Are the chances of x event occurring over course of a year and course of a day the same? I have a simple question I need answered to settle a debate with two concerned female friends.
Take this quote: "Of every 100 women whose partners use withdrawal, 4 will become pregnant each year if they always do it correctly."
Does this mean that the chance of becoming pregnant from any single instance of intercourse using withdrawal is also 4 of 100, 4%?
I think the answer is no. My friends say yes.
As a simple counter-example, the chance of flipping a coin and landing heads at least once over the course of two flips is 75%:
TT
TH
HT
HH
Whereas the chance of landing heads with a single flip is 50%. Clearly the chance of a heads in a single event is lower than the chance over x events (where x is greater than 1).
Who is right?
 A: So, if a random couple has sex $N$ times a year, and the probability each time that the woman gets pregnant is $p$, then the probability that she won't get pregnant is $(1-p)^N$. So if the probability that she gets pregnant in a year is 4%, then the probability not is $0.96$, and $p=1-\sqrt[N]{0.96}$.
It's more complicated if $N$ itself is a random variable - assuming uniformity in the space makes it somewhat easier.
For example, if 4% have sex every day, and the rest have sex 39 times a year, the couples average 52 sex acts per couple, but the value of $p$ changes, because those 4% are very much more likely to get pregnant.
So using this statistic really only gives you some vague area of estimating the probability of pregnancy in any individual sex act.
Ultimately, each paper might mean a different thing here, and you'd have to read more details to find out what they actually meant. But they should never mean that each sex act has a 4% chance of pregnancy, unless they are specifically dealing with a sample where couples only have sex once a year.

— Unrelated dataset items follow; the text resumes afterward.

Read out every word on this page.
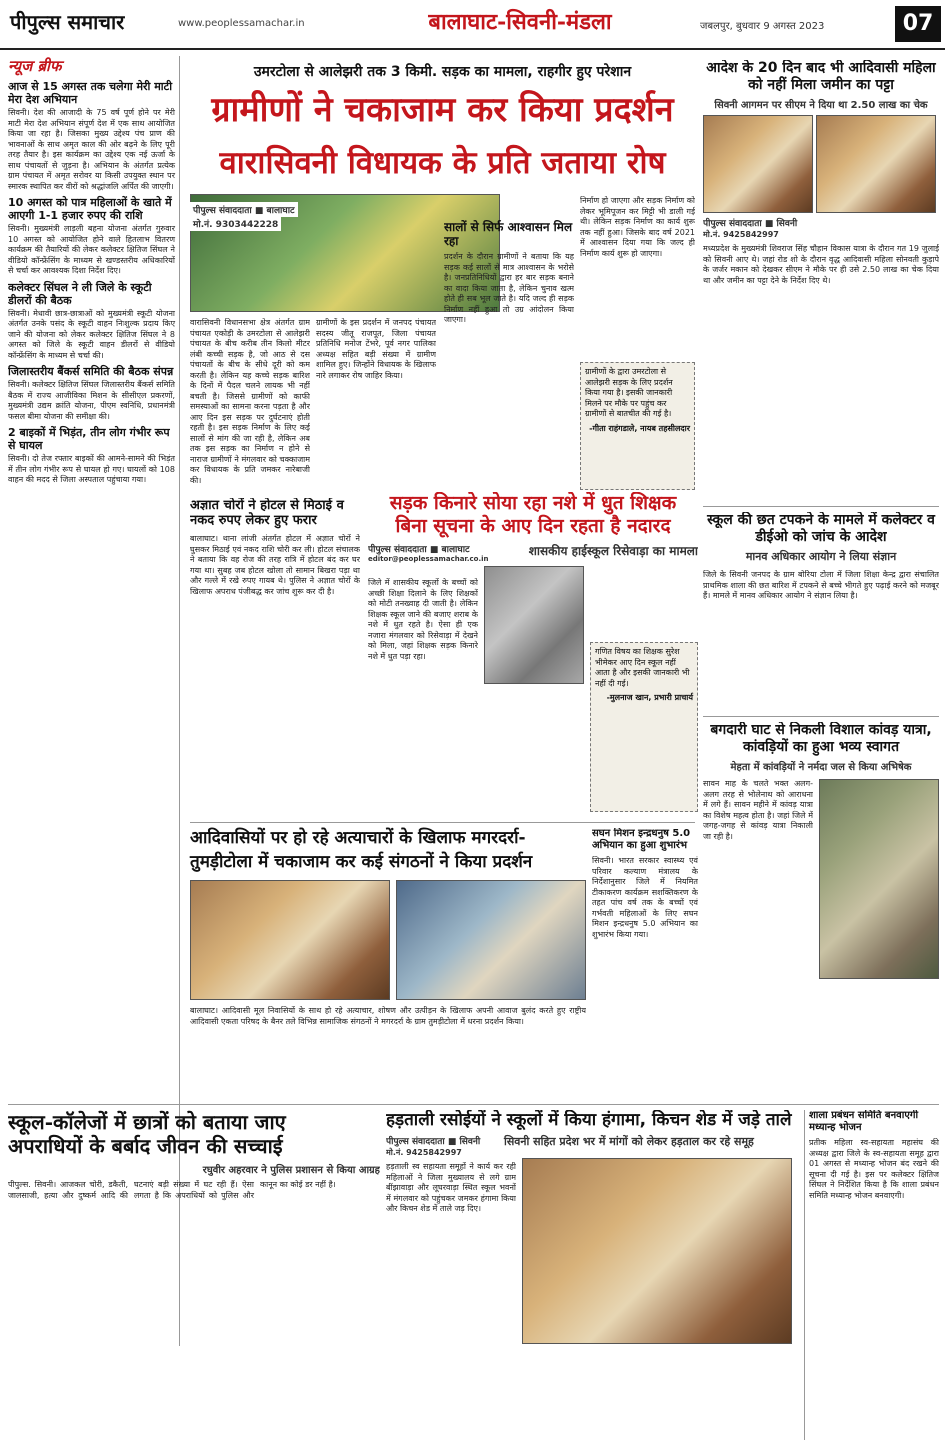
पीपुल्स समाचार	www.peoplessamachar.in	बालाघाट-सिवनी-मंडला	जबलपुर, बुधवार 9 अगस्त 2023	07
न्यूज ब्रीफ
आज से 15 अगस्त तक चलेगा मेरी माटी मेरा देश अभियान
सिवनी। देश की आजादी के 75 वर्ष पूर्ण होने पर मेरी माटी मेरा देश अभियान संपूर्ण देश में एक साथ आयोजित किया जा रहा है। जिसका मुख्य उद्देश्य पंच प्राण की भावनाओं के साथ अमृत काल की ओर बढ़ने के लिए पूरी तरह तैयार है। इस कार्यक्रम का उद्देश्य एक नई ऊर्जा के साथ पंचायतों से जुड़ना है। अभियान के अंतर्गत प्रत्येक ग्राम पंचायत में अमृत सरोवर या किसी उपयुक्त स्थान पर स्मारक स्थापित कर वीरों को श्रद्धांजलि अर्पित की जाएगी।
10 अगस्त को पात्र महिलाओं के खाते में आएगी 1-1 हजार रुपए की राशि
सिवनी। मुख्यमंत्री लाड़ली बहना योजना अंतर्गत गुरुवार 10 अगस्त को आयोजित होने वाले हितलाभ वितरण कार्यक्रम की तैयारियों की लेकर कलेक्टर क्षितिज सिंघल ने वीडियो कॉन्फ्रेंसिंग के माध्यम से खण्डस्तरीय अधिकारियों से चर्चा कर आवश्यक दिशा निर्देश दिए।
कलेक्टर सिंघल ने ली जिले के स्कूटी डीलरों की बैठक
सिवनी। मेधावी छात्र-छात्राओं को मुख्यमंत्री स्कूटी योजना अंतर्गत उनके पसंद के स्कूटी वाहन निःशुल्क प्रदाय किए जाने की योजना को लेकर कलेक्टर क्षितिज सिंघल ने 8 अगस्त को जिले के स्कूटी वाहन डीलरों से वीडियो कॉन्फ्रेंसिंग के माध्यम से चर्चा की।
जिलास्तरीय बैंकर्स समिति की बैठक संपन्न
सिवनी। कलेक्टर क्षितिज सिंघल जिलास्तरीय बैंकर्स समिति बैठक में राज्य आजीविका मिशन के सीसीएल प्रकरणों, मुख्यमंत्री उद्यम क्रांति योजना, पीएम स्वनिधि, प्रधानमंत्री फसल बीमा योजना की समीक्षा की।
2 बाइकों में भिड़ंत, तीन लोग गंभीर रूप से घायल
सिवनी। दो तेज रफ्तार बाइकों की आमने-सामने की भिड़ंत में तीन लोग गंभीर रूप से घायल हो गए। घायलों को 108 वाहन की मदद से जिला अस्पताल पहुंचाया गया।
उमरटोला से आलेझरी तक 3 किमी. सड़क का मामला, राहगीर हुए परेशान
ग्रामीणों ने चकाजाम कर किया प्रदर्शन
वारासिवनी विधायक के प्रति जताया रोष
पीपुल्स संवाददाता ■ बालाघाट
मो.नं. 9303442228
वारासिवनी विधानसभा क्षेत्र अंतर्गत ग्राम पंचायत एकोड़ी के उमरटोला से आलेझरी पंचायत के बीच करीब तीन किलो मीटर लंबी कच्ची सड़क है, जो आठ से दस पंचायतों के बीच के सीधे दूरी को कम करती है। लेकिन यह कच्चे सड़क बारिश के दिनों में पैदल चलने लायक भी नहीं बचती है। जिससे ग्रामीणों को काफी समस्याओं का सामना करना पड़ता है और आए दिन इस सड़क पर दुर्घटनाएं होती रहती है। इस सड़क निर्माण के लिए कई सालों से मांग की जा रही है, लेकिन अब तक इस सड़क का निर्माण न होने से नाराज ग्रामीणों ने मंगलवार को चक्काजाम कर विधायक के प्रति जमकर नारेबाजी की।
ग्रामीणों के इस प्रदर्शन में जनपद पंचायत सदस्य जीतू राजपूत, जिला पंचायत प्रतिनिधि मनोज टेंभरे, पूर्व नगर पालिका अध्यक्ष सहित बड़ी संख्या में ग्रामीण शामिल हुए। जिन्होंने विधायक के खिलाफ नारे लगाकर रोष जाहिर किया।
सालों से सिर्फ आश्वासन मिल रहा
प्रदर्शन के दौरान ग्रामीणों ने बताया कि यह सड़क कई सालों से मात्र आश्वासन के भरोसे है। जनप्रतिनिधियों द्वारा हर बार सड़क बनाने का वादा किया जाता है, लेकिन चुनाव खत्म होते ही सब भूल जाते है। यदि जल्द ही सड़क निर्माण नहीं हुआ तो उग्र आंदोलन किया जाएगा।
निर्माण हो जाएगा और सड़क निर्माण को लेकर भूमिपूजन कर मिट्टी भी डाली गई थी। लेकिन सड़क निर्माण का कार्य शुरू तक नहीं हुआ। जिसके बाद वर्ष 2021 में आश्वासन दिया गया कि जल्द ही निर्माण कार्य शुरू हो जाएगा।
ग्रामीणों के द्वारा उमरटोला से आलेझरी सड़क के लिए प्रदर्शन किया गया है। इसकी जानकारी मिलने पर मौके पर पहुंच कर ग्रामीणों से बातचीत की गई है।
-गीता राहंगडाले, नायब तहसीलदार
अज्ञात चोरों ने होटल से मिठाई व नकद रुपए लेकर हुए फरार
बालाघाट। थाना लांजी अंतर्गत होटल में अज्ञात चोरों ने घुसकर मिठाई एवं नकद राशि चोरी कर ली। होटल संचालक ने बताया कि वह रोज की तरह रात्रि में होटल बंद कर घर गया था। सुबह जब होटल खोला तो सामान बिखरा पड़ा था और गल्ले में रखे रुपए गायब थे। पुलिस ने अज्ञात चोरों के खिलाफ अपराध पंजीबद्ध कर जांच शुरू कर दी है।
सड़क किनारे सोया रहा नशे में धुत शिक्षक
बिना सूचना के आए दिन रहता है नदारद
पीपुल्स संवाददाता ■ बालाघाट
editor@peoplessamachar.co.in
शासकीय हाईस्कूल रिसेवाड़ा का मामला
जिले में शासकीय स्कूलों के बच्चों को अच्छी शिक्षा दिलाने के लिए शिक्षकों को मोटी तनख्वाह दी जाती है। लेकिन शिक्षक स्कूल जाने की बजाए शराब के नशे में धुत रहते है। ऐसा ही एक नजारा मंगलवार को रिसेवाड़ा में देखने को मिला, जहां शिक्षक सड़क किनारे नशे में धुत पड़ा रहा।	गणित विषय का शिक्षक सुरेश भीमेकर आए दिन स्कूल नहीं आता है और इसकी जानकारी भी नहीं दी गई।
-मुलनाज खान, प्रभारी प्राचार्य
आदिवासियों पर हो रहे अत्याचारों के खिलाफ मगरदर्रा-
तुमड़ीटोला में चकाजाम कर कई संगठनों ने किया प्रदर्शन
बालाघाट। आदिवासी मूल निवासियों के साथ हो रहे अत्याचार, शोषण और उत्पीड़न के खिलाफ अपनी आवाज बुलंद करते हुए राष्ट्रीय आदिवासी एकता परिषद के बैनर तले विभिन्न सामाजिक संगठनों ने मगरदर्रा के ग्राम तुमड़ीटोला में धरना प्रदर्शन किया।
सघन मिशन इन्द्रधनुष 5.0 अभियान का हुआ शुभारंभ
सिवनी। भारत सरकार स्वास्थ्य एवं परिवार कल्याण मंत्रालय के निर्देशानुसार जिले में नियमित टीकाकरण कार्यक्रम सशक्तिकरण के तहत पांच वर्ष तक के बच्चों एवं गर्भवती महिलाओं के लिए सघन मिशन इन्द्रधनुष 5.0 अभियान का शुभारंभ किया गया।
आदेश के 20 दिन बाद भी आदिवासी महिला को नहीं मिला जमीन का पट्टा
सिवनी आगमन पर सीएम ने दिया था 2.50 लाख का चेक
पीपुल्स संवाददाता ■ सिवनी
मो.नं. 9425842997
मध्यप्रदेश के मुख्यमंत्री शिवराज सिंह चौहान विकास यात्रा के दौरान गत 19 जुलाई को सिवनी आए थे। जहां रोड शो के दौरान वृद्ध आदिवासी महिला सोनवती कुड़ापे के जर्जर मकान को देखकर सीएम ने मौके पर ही उसे 2.50 लाख का चेक दिया था और जमीन का पट्टा देने के निर्देश दिए थे।
स्कूल की छत टपकने के मामले में कलेक्टर व डीईओ को जांच के आदेश
मानव अधिकार आयोग ने लिया संज्ञान
जिले के सिवनी जनपद के ग्राम बोरिया टोला में जिला शिक्षा केन्द्र द्वारा संचालित प्राथमिक शाला की छत बारिश में टपकने से बच्चे भीगते हुए पढ़ाई करने को मजबूर हैं। मामले में मानव अधिकार आयोग ने संज्ञान लिया है।
बगदारी घाट से निकली विशाल कांवड़ यात्रा, कांवड़ियों का हुआ भव्य स्वागत
मेहता में कांवड़ियों ने नर्मदा जल से किया अभिषेक
सावन माह के चलते भक्त अलग-अलग तरह से भोलेनाथ को आराधना में लगे हैं। सावन महीने में कांवड़ यात्रा का विशेष महत्व होता है। जहां जिले में जगह-जगह से कांवड़ यात्रा निकाली जा रही है।
स्कूल-कॉलेजों में छात्रों को बताया जाए
अपराधियों के बर्बाद जीवन की सच्चाई
रघुवीर अहरवार ने पुलिस प्रशासन से किया आग्रह
पीपुल्स. सिवनी। आजकल चोरी, डकैती, जालसाजी, हत्या और दुष्कर्म आदि की घटनाएं बड़ी संख्या में घट रही हैं। ऐसा लगता है कि अपराधियों को पुलिस और कानून का कोई डर नहीं है।
हड़ताली रसोईयों ने स्कूलों में किया हंगामा, किचन शेड में जड़े ताले
पीपुल्स संवाददाता ■ सिवनी
मो.नं. 9425842997
सिवनी सहित प्रदेश भर में मांगों को लेकर हड़ताल कर रहे समूह
हड़ताली स्व सहायता समूहों ने कार्य कर रही महिलाओं ने जिला मुख्यालय से लगे ग्राम बींझावाड़ा और लूघरवाड़ा स्थित स्कूल भवनों में मंगलवार को पहुंचकर जमकर हंगामा किया और किचन शेड में ताले जड़ दिए।
शाला प्रबंधन समिति बनवाएगी मध्यान्ह भोजन
प्रतीक महिला स्व-सहायता महासंघ की अध्यक्ष द्वारा जिले के स्व-सहायता समूह द्वारा 01 अगस्त से मध्यान्ह भोजन बंद रखने की सूचना दी गई है। इस पर कलेक्टर क्षितिज सिंघल ने निर्देशित किया है कि शाला प्रबंधन समिति मध्यान्ह भोजन बनवाएगी।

A: I think the intent is that if they live with their partners regularly during the year, then 4 of 100 will become pregnant.
In other words, let's say regular life means 1 times a week, with approximately 52 weeks a year. Then, of 1 woman participates in $52$ acts a year, so 4 out of 100 is
$$
\frac{4}{100 \cdot 52} = \frac{1}{1300} \approx 0.0769 \%,
$$
and that is probability of getting pregnant in one single act.